I think a cervical collar and a ventilator might be too much for my poor wife. The mask gives her nasty flash-backs on its own. But I'll have to try it if it turns out there is a position aspect to my respiratory weirdness.

BW, DS


RE: "Positional" apnea - cathyf - 01-17-2022

To repeat what Ratchick said -- when we talk about positional apnea we are referring to the physical arrangement of your head and body in 3 dimensions plus worrying about gravity. To sleep doctors, it's 4 possibilities of rotation on just one axis -- front/back/left/right, with your body horizontal on a flat bed.

It occurs to me that it's one reason that the condescending idiots at the sleep center think I'm the idiot when I talk about cervical collars and positional apnea. They believe that there is some voodoo magic relationship between supine sleep and apnea, as opposed to the reality which is that sleeping on your back makes certain neck angles almost inevitable and so it's an indirect cause.

Whether it's propped on the couch in front of the TV with the couch arm forcing your head forward to your chest, tucked into a fetal position on your right side, tucked into a fetal position on your left side, on your back in bed deeply sunk into a gigantic pillow pile forcing you into that same position as asleep-lying-on-the-couch-in-front-of-the-TV, sitting up in the car (hopefully as a passenger!) with your face down in a painful slumped over angle -- ALL of those are the same "position" when it comes to positional apnea!


RE: "Positional" apnea - SarcasticDave94 - 01-17-2022

If the position you sleep in causes the airway to kink like a garden hose, you need to stop letting the airway kink. The correct collar diminishes the airway kinks.

Our position on positional Apnea is different than the doctors position. With the batting average of this sleep doctor group, I'm thinking it's a pretty good chance they got this wrong too. And since sleep medicine is a supplemental boat payment for most of these doctors, I have a hard time believing that many are willing to put an effort in learning more about Apnea.


RE: "Positional" apnea - desaturator - 01-18-2022

(01-17-2022, 03:34 PM)cathyf Wrote: Whether it's propped on the couch in front of the TV with the couch arm forcing your head forward to your chest, [...]  ALL of those are the same "position" when it comes to positional apnea!

That's interesting.
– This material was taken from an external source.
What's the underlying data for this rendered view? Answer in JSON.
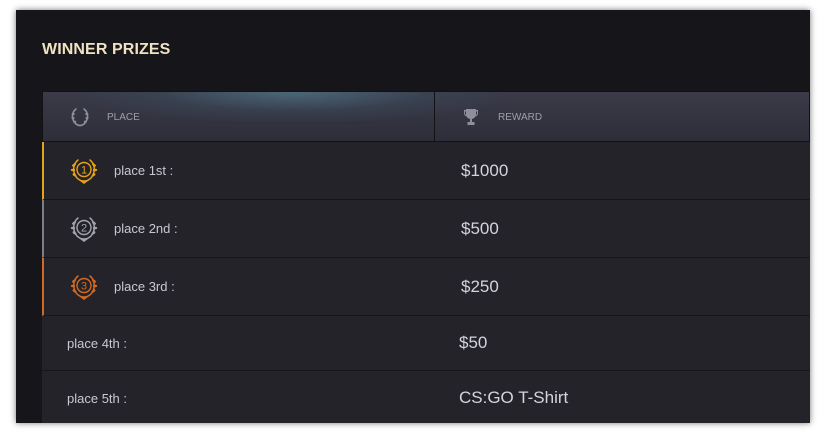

Do you think this positional effect could be operative even when you're awake? I note that my oxygen saturation falls in certain postures even when I'm awake, but I don't actually notice anything untoward.

I have a measure of intracardiac shunting which seems to be posture-dependent, so that might also explain the desaturation. I'm still trying to work out whether to have the cardiac defect fixed; if one can have "positional apnea" when awake, that makes the case for fixing it less compelling.